Spin-wave dispersion and exchange stiffness in Nd$_2$Fe$_{14}$B and $R$Fe$_{11}$Ti ($R$=Y, Nd, Sm) from first-principles calculations

TL;DR

This study uses first-principles calculations to analyze spin-wave dispersion and exchange stiffness in rare-earth magnets, revealing anisotropic behaviors influenced by exchange interactions.

Contribution

The paper introduces a reciprocal-space algorithm for calculating spin-wave dispersion and provides detailed insights into exchange stiffness anisotropy in Nd-Fe-Ti compounds.

Findings

Exchange stiffness in Nd$_2$Fe$_{14}$B matches experimental ranges.

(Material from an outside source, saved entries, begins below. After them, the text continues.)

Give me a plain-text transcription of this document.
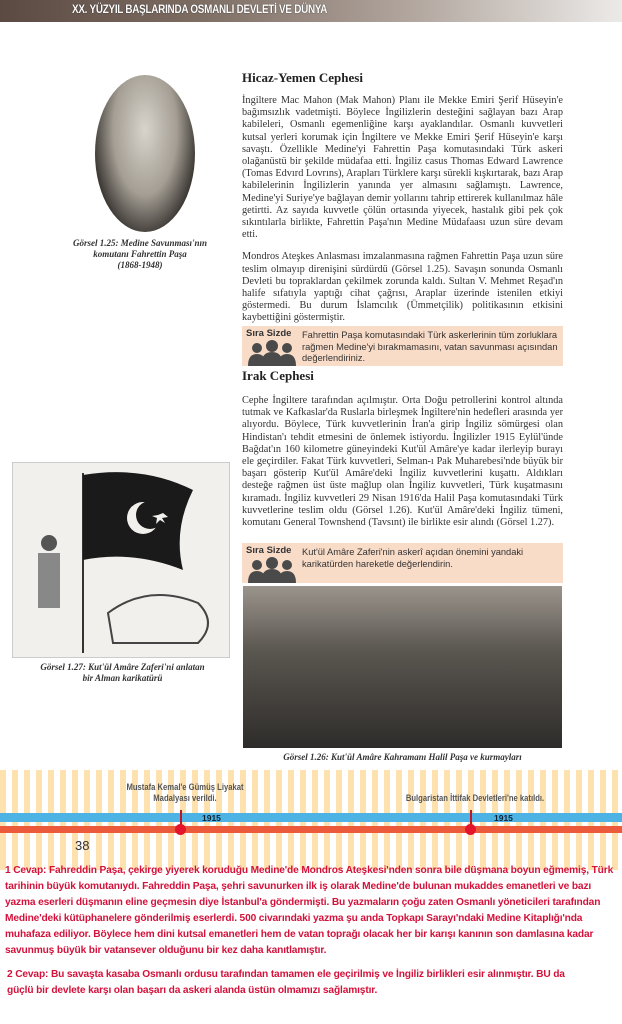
XX. YÜZYIL BAŞLARINDA OSMANLI DEVLETİ VE DÜNYA
Görsel 1.25: Medine Savunması'nın
komutanı Fahrettin Paşa
(1868-1948)
Hicaz-Yemen Cephesi

İngiltere Mac Mahon (Mak Mahon) Planı ile Mekke Emiri Şerif Hüseyin'e bağımsızlık vadetmişti. Böylece İngilizlerin desteğini sağlayan bazı Arap kabileleri, Osmanlı egemenliğine karşı ayaklandılar. Osmanlı kuvvetleri kutsal yerleri korumak için İngiltere ve Mekke Emiri Şerif Hüseyin'e karşı savaştı. Özellikle Medine'yi Fahrettin Paşa komutasındaki Türk askeri olağanüstü bir şekilde müdafaa etti. İngiliz casus Thomas Edward Lawrence (Tomas Edvırd Lovrıns), Arapları Türklere karşı sürekli kışkırtarak, bazı Arap kabilelerinin İngilizlerin yanında yer almasını sağlamıştı. Lawrence, Medine'yi Suriye'ye bağlayan demir yollarını tahrip ettirerek kullanılmaz hâle getirtti. Az sayıda kuvvetle çölün ortasında yiyecek, hastalık gibi pek çok sıkıntılarla birlikte, Fahrettin Paşa'nın Medine Müdafaası uzun süre devam etti.

Mondros Ateşkes Anlasması imzalanmasına rağmen Fahrettin Paşa uzun süre teslim olmayıp direnişini sürdürdü (Görsel 1.25). Savaşın sonunda Osmanlı Devleti bu topraklardan çekilmek zorunda kaldı. Sultan V. Mehmet Reşad'ın halife sıfatıyla yaptığı cihat çağrısı, Araplar üzerinde istenilen etkiyi göstermedi. Bu durum İslamcılık (Ümmetçilik) politikasının etkisini kaybettiğini göstermiştir.

Sıra Sizde Fahrettin Paşa komutasındaki Türk askerlerinin tüm zorluklara rağmen Medine'yi bırakmamasını, vatan savunması açısından değerlendiriniz.
Irak Cephesi

Cephe İngiltere tarafından açılmıştır. Orta Doğu petrollerini kontrol altında tutmak ve Kafkaslar'da Ruslarla birleşmek İngiltere'nin hedefleri arasında yer alıyordu. Böylece, Türk kuvvetlerinin İran'a girip İngiliz sömürgesi olan Hindistan'ı tehdit etmesini de önlemek istiyordu. İngilizler 1915 Eylül'ünde Bağdat'ın 160 kilometre güneyindeki Kut'ül Amâre'ye kadar ilerleyip burayı ele geçirdiler. Fakat Türk kuvvetleri, Selman-ı Pak Muharebesi'nde büyük bir başarı gösterip Kut'ül Amâre'deki İngiliz kuvvetlerini kuşattı. Aldıkları desteğe rağmen üst üste mağlup olan İngiliz kuvvetleri, Türk kuşatmasını kıramadı. İngiliz kuvvetleri 29 Nisan 1916'da Halil Paşa komutasındaki Türk kuvvetlerine teslim oldu (Görsel 1.26). Kut'ül Amâre'deki İngiliz tümeni, komutanı General Townshend (Tavsınt) ile birlikte esir alındı (Görsel 1.27).

Sıra Sizde Kut'ül Amâre Zaferi'nin askerî açıdan önemini yandaki karikatürden hareketle değerlendirin.
Görsel 1.26: Kut'ül Amâre Kahramanı Halil Paşa ve kurmayları
Görsel 1.27: Kut'ül Amâre Zaferi'ni anlatan
bir Alman karikatürü
Mustafa Kemal'e Gümüş Liyakat
Madalyası verildi.	Bulgaristan İttifak Devletleri'ne katıldı.
1915	1915
38
1 Cevap: Fahreddin Paşa, çekirge yiyerek koruduğu Medine'de Mondros Ateşkesi'nden sonra bile düşmana boyun eğmemiş, Türk tarihinin büyük komutanıydı. Fahreddin Paşa, şehri savunurken ilk iş olarak Medine'de bulunan mukaddes emanetleri ve bazı yazma eserleri düşmanın eline geçmesin diye İstanbul'a göndermişti. Bu yazmaların çoğu zaten Osmanlı yöneticileri tarafından Medine'deki kütüphanelere gönderilmiş eserlerdi. 500 civarındaki yazma şu anda Topkapı Sarayı'ndaki Medine Kitaplığı'nda muhafaza ediliyor. Böylece hem dini kutsal emanetleri hem de vatan toprağı olacak her bir karışı kanının son damlasına kadar savunmuş büyük bir vatansever olduğunu bir kez daha kanıtlamıştır.
2 Cevap: Bu savaşta kasaba Osmanlı ordusu tarafından tamamen ele geçirilmiş ve İngiliz birlikleri esir alınmıştır. BU da güçlü bir devlete karşı olan başarı da askeri alanda üstün olmamızı sağlamıştır.
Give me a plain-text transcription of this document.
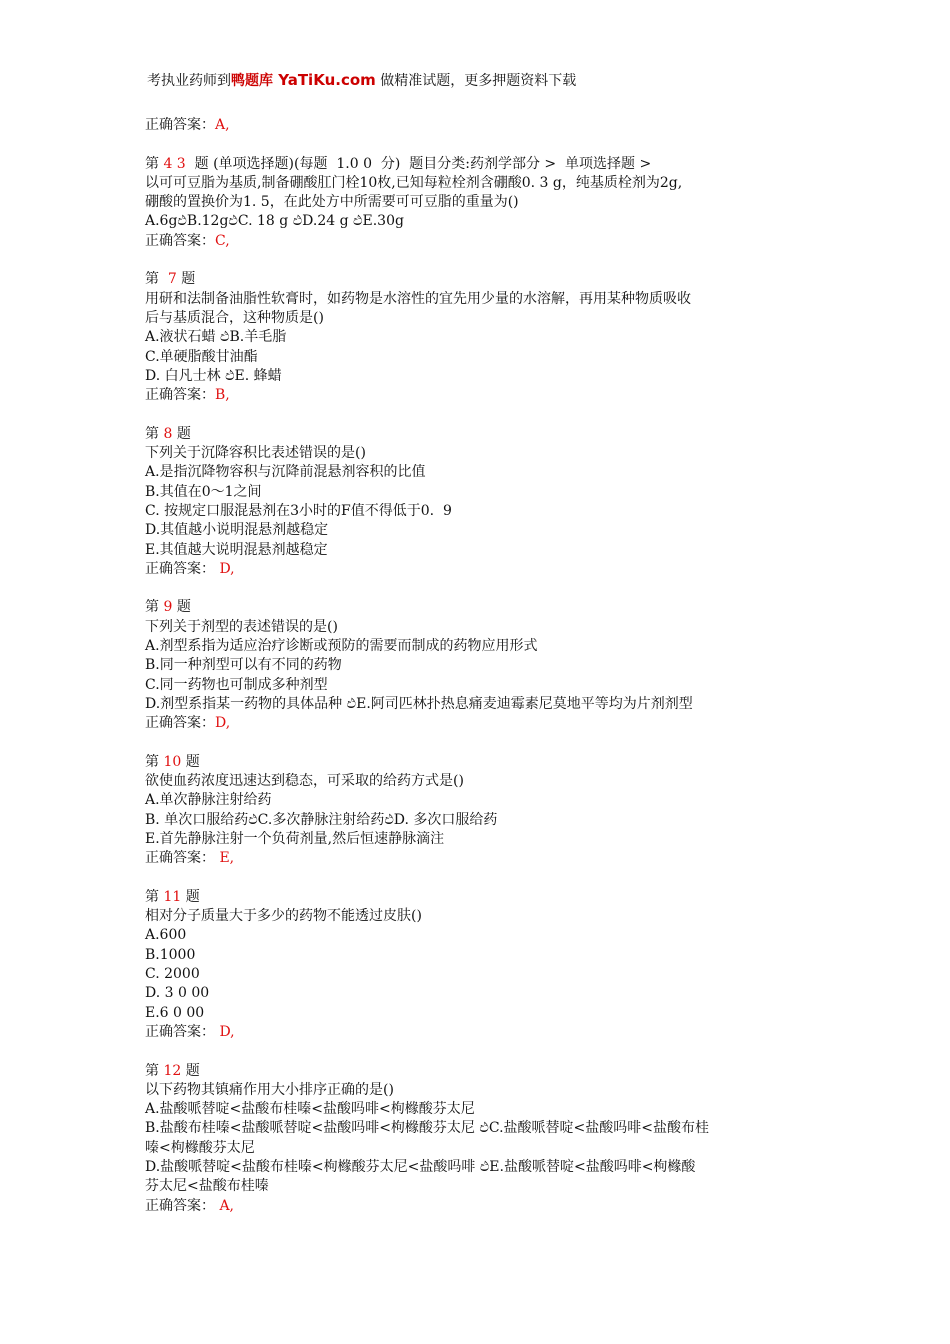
考执业药师到鸭题库 YaTiKu.com 做精准试题，更多押题资料下载
正确答案：A,
第 4 3  题 (单项选择题)(每题  1.0 0  分)  题目分类:药剂学部分 >  单项选择题 >
以可可豆脂为基质,制备硼酸肛门栓10枚,已知每粒栓剂含硼酸0. 3 g，纯基质栓剂为2g,
硼酸的置换价为1. 5，在此处方中所需要可可豆脂的重量为()
A.6gඵB.12gඵC. 18 g ඵD.24 g ඵE.30g
正确答案：C,
第  7 题
用研和法制备油脂性软膏时，如药物是水溶性的宜先用少量的水溶解，再用某种物质吸收
后与基质混合，这种物质是()
A.液状石蜡 ඵB.羊毛脂
C.单硬脂酸甘油酯
D. 白凡士林 ඵE. 蜂蜡
正确答案：B,
第 8 题
下列关于沉降容积比表述错误的是()
A.是指沉降物容积与沉降前混悬剂容积的比值
B.其值在0～1之间
C. 按规定口服混悬剂在3小时的F值不得低于0.  9
D.其值越小说明混悬剂越稳定
E.其值越大说明混悬剂越稳定
正确答案： D,
第 9 题
下列关于剂型的表述错误的是()
A.剂型系指为适应治疗诊断或预防的需要而制成的药物应用形式
B.同一种剂型可以有不同的药物
C.同一药物也可制成多种剂型
D.剂型系指某一药物的具体品种 ඵE.阿司匹林扑热息痛麦迪霉素尼莫地平等均为片剂剂型
正确答案：D,
第 10 题
欲使血药浓度迅速达到稳态，可采取的给药方式是()
A.单次静脉注射给药
B. 单次口服给药ඵC.多次静脉注射给药ඵD. 多次口服给药
E.首先静脉注射一个负荷剂量,然后恒速静脉滴注
正确答案： E,
第 11 题
相对分子质量大于多少的药物不能透过皮肤()
A.600
B.1000
C. 2000
D. 3 0 00
E.6 0 00
正确答案： D,
第 12 题
以下药物其镇痛作用大小排序正确的是()
A.盐酸哌替啶<盐酸布桂嗪<盐酸吗啡<枸橼酸芬太尼
B.盐酸布桂嗪<盐酸哌替啶<盐酸吗啡<枸橼酸芬太尼 ඵC.盐酸哌替啶<盐酸吗啡<盐酸布桂
嗪<枸橼酸芬太尼
D.盐酸哌替啶<盐酸布桂嗪<枸橼酸芬太尼<盐酸吗啡 ඵE.盐酸哌替啶<盐酸吗啡<枸橼酸
芬太尼<盐酸布桂嗪
正确答案： A,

Short-range exchange couplings cause anisotropy, which is reduced by long-range interactions.

Y, Nd, Sm in $R$Fe$_{11}$Ti exhibit significant anisotropy in exchange stiffness.

Abstract

We theoretically investigate spin-wave dispersion in rare-earth magnet compounds by using first-principles calculations and a method we call the reciprocal-space algorithm (RSA). The value of the calculated exchange stiffness for Nd$_2$Fe$_{14}$B is within the range of reported experimental values. We find that the exchange stiffness is considerably anisotropic when only short-range exchange couplings are considered, whereas inclusion of long-range couplings weakens the anisotropy. In contrast, $R$Fe$_{11}$Ti ($R$=Y, Nd, Sm) shows large anisotropy in the exchange stiffness.